What will food and travel look like in the year ahead?
"If we take any blessings out of this, first, it's that people have learned to do delivery. No matter what level of restaurant you are, you've learned to do delivery. Two, the laws have lightened up on the alcohol service and alcohol delivery. And people are learning to survive at home better.
We've got this next round of COVID to get through. It's kind of like, we're in the 4th quarter, we're almost there. Once we get through this, customers are going to be much more appreciative of the opportunity to go out.

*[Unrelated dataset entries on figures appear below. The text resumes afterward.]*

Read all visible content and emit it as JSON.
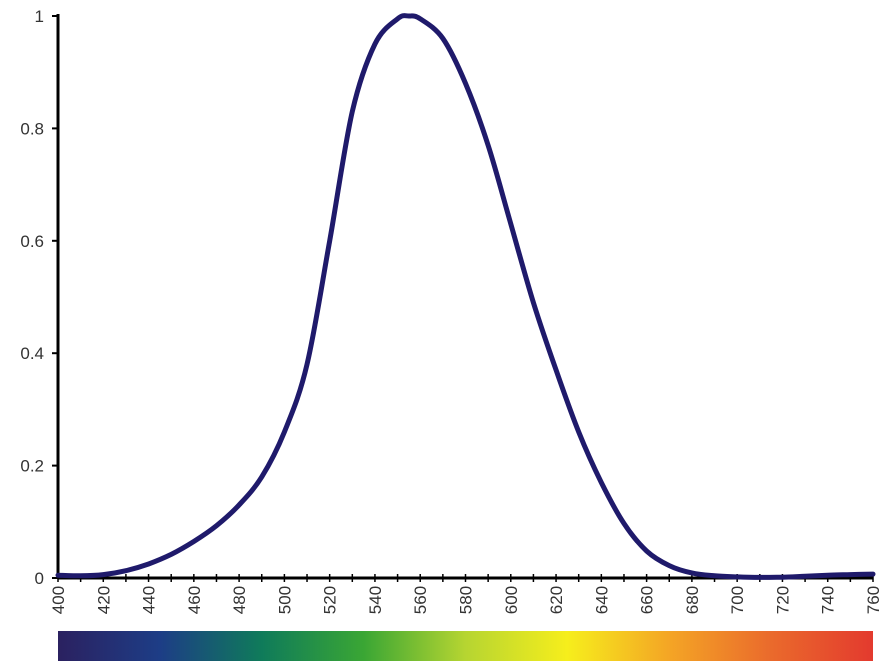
{
  "chart_data": {
    "type": "line",
    "title": "",
    "xlabel": "",
    "ylabel": "",
    "xlim": [
      400,
      760
    ],
    "ylim": [
      0,
      1
    ],
    "grid": false,
    "x_ticks": [
      "400",
      "420",
      "440",
      "460",
      "480",
      "500",
      "520",
      "540",
      "560",
      "580",
      "600",
      "620",
      "640",
      "660",
      "680",
      "700",
      "720",
      "740",
      "760"
    ],
    "y_ticks": [
      "0",
      "0.2",
      "0.4",
      "0.6",
      "0.8",
      "1"
    ],
    "series": [
      {
        "color": "#1f1a6b",
        "x": [
          400,
          410,
          420,
          430,
          440,
          450,
          460,
          470,
          480,
          490,
          500,
          510,
          520,
          530,
          540,
          550,
          555,
          560,
          570,
          580,
          590,
          600,
          610,
          620,
          630,
          640,
          650,
          660,
          670,
          680,
          690,
          700,
          710,
          720,
          730,
          740,
          750,
          760
        ],
        "y": [
          0.005,
          0.004,
          0.006,
          0.013,
          0.025,
          0.042,
          0.065,
          0.093,
          0.13,
          0.18,
          0.26,
          0.38,
          0.6,
          0.83,
          0.95,
          0.995,
          1.0,
          0.995,
          0.96,
          0.88,
          0.77,
          0.63,
          0.49,
          0.37,
          0.26,
          0.17,
          0.097,
          0.048,
          0.022,
          0.009,
          0.004,
          0.002,
          0.001,
          0.0015,
          0.003,
          0.005,
          0.006,
          0.007
        ]
      }
    ],
    "spectrum_bar": {
      "stops": [
        "#2b2160",
        "#1d3d86",
        "#0f7b5a",
        "#3aa634",
        "#b6d531",
        "#f6ee1c",
        "#f4a525",
        "#ea6a2c",
        "#e33a2e"
      ]
    }
  }
}
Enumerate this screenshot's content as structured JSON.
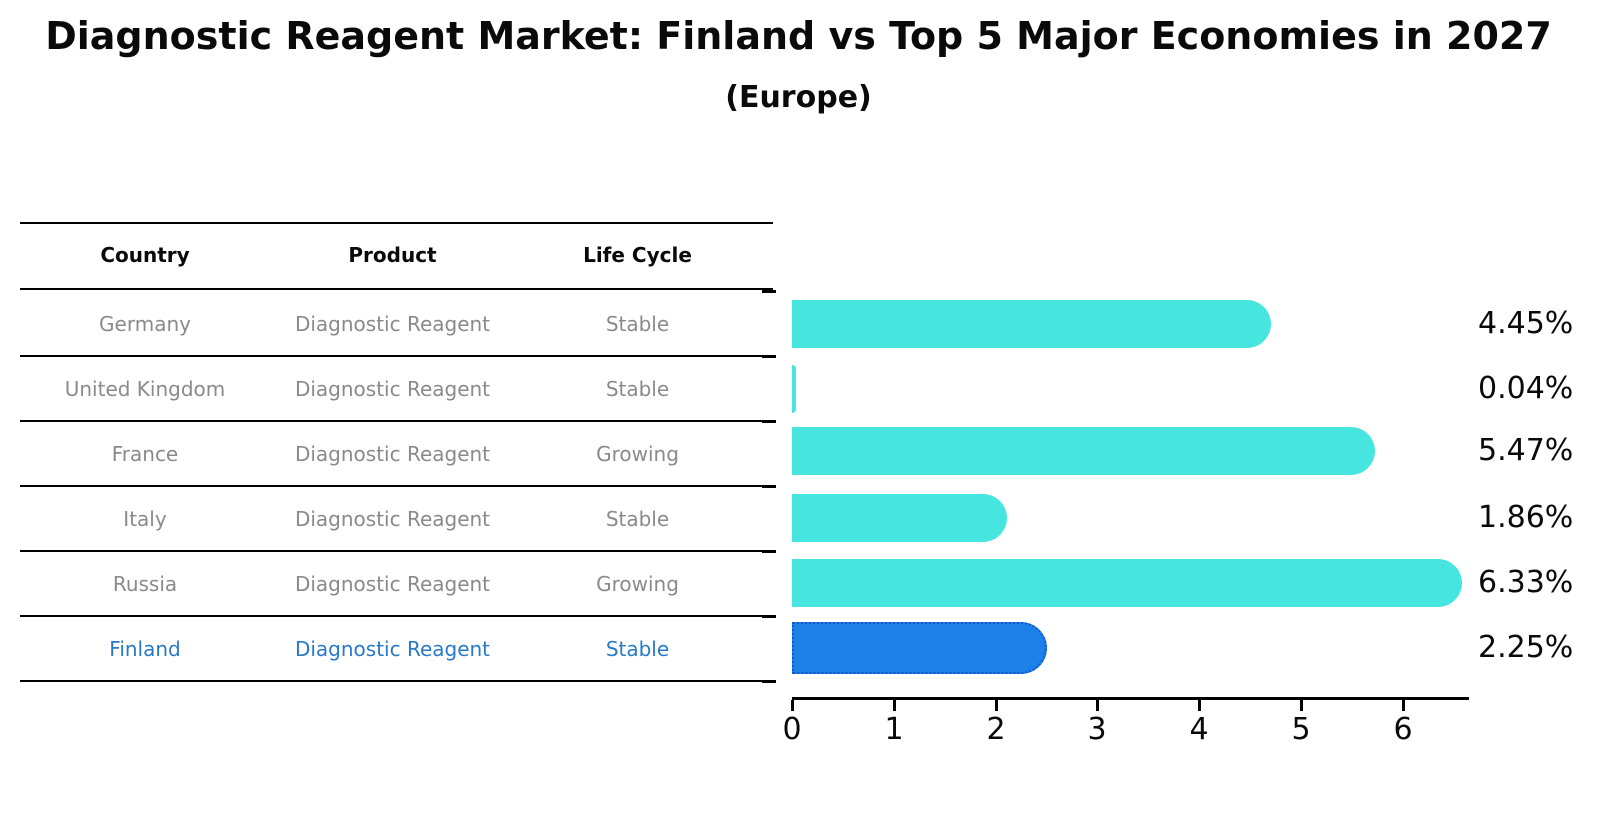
{
  "title": "Diagnostic Reagent Market: Finland vs Top 5 Major Economies in 2027",
  "subtitle": "(Europe)",
  "table": {
    "headers": [
      "Country",
      "Product",
      "Life Cycle"
    ],
    "rows": [
      {
        "country": "Germany",
        "product": "Diagnostic Reagent",
        "life_cycle": "Stable",
        "highlighted": false
      },
      {
        "country": "United Kingdom",
        "product": "Diagnostic Reagent",
        "life_cycle": "Stable",
        "highlighted": false
      },
      {
        "country": "France",
        "product": "Diagnostic Reagent",
        "life_cycle": "Growing",
        "highlighted": false
      },
      {
        "country": "Italy",
        "product": "Diagnostic Reagent",
        "life_cycle": "Stable",
        "highlighted": false
      },
      {
        "country": "Russia",
        "product": "Diagnostic Reagent",
        "life_cycle": "Growing",
        "highlighted": false
      },
      {
        "country": "Finland",
        "product": "Diagnostic Reagent",
        "life_cycle": "Stable",
        "highlighted": true
      }
    ]
  },
  "chart_data": {
    "type": "bar",
    "orientation": "horizontal",
    "categories": [
      "Germany",
      "United Kingdom",
      "France",
      "Italy",
      "Russia",
      "Finland"
    ],
    "values": [
      4.45,
      0.04,
      5.47,
      1.86,
      6.33,
      2.25
    ],
    "value_labels": [
      "4.45%",
      "0.04%",
      "5.47%",
      "1.86%",
      "6.33%",
      "2.25%"
    ],
    "title": "Diagnostic Reagent Market: Finland vs Top 5 Major Economies in 2027 (Europe)",
    "xlabel": "",
    "ylabel": "",
    "xlim": [
      0,
      6.65
    ],
    "x_ticks": [
      "0",
      "1",
      "2",
      "3",
      "4",
      "5",
      "6"
    ],
    "grid": false,
    "legend": "none",
    "bar_color": "#46E5E0",
    "highlight_index": 5,
    "highlight_color": "#1D7FE8",
    "highlight_border_color": "#1057C8"
  },
  "colors": {
    "bar_cyan": "#46E5E0",
    "bar_blue": "#1D7FE8",
    "finland_text_blue": "#2979C9",
    "table_text_gray": "#8A8A8A",
    "axis_black": "#000000"
  }
}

And the restaurants have refined and improved, they're like Rocky in 'Rocky IV,' working out in the snow in Russia. I think people have learned to unify and come together and help one another. The tough side of course, is that we're not over it."
Did you get an opportunity to see or hear from some of the people personally affected by these contributions?
"When we had a little opening with COVID, I went to South Dakota and North Dakota to shoot and I ran into people. They came up to me and said it was unbelievable. 'It wasn't just about the money, it was that people we didn't even know cared about us.' The restaurant business is there for everybody: it's a place to eat, to feel good, to hang out, to interact. And they've never asked anybody else for anything. Sorry, I've been so longwinded — it gets me all worked up talking about this stuff."
Where's the first place you're going to as soon as you're able to travel freely again?
"Hawaii! Probably Maui. I love to dive. Although I love going up on the volcano of the Big Island. But I'm a water junky."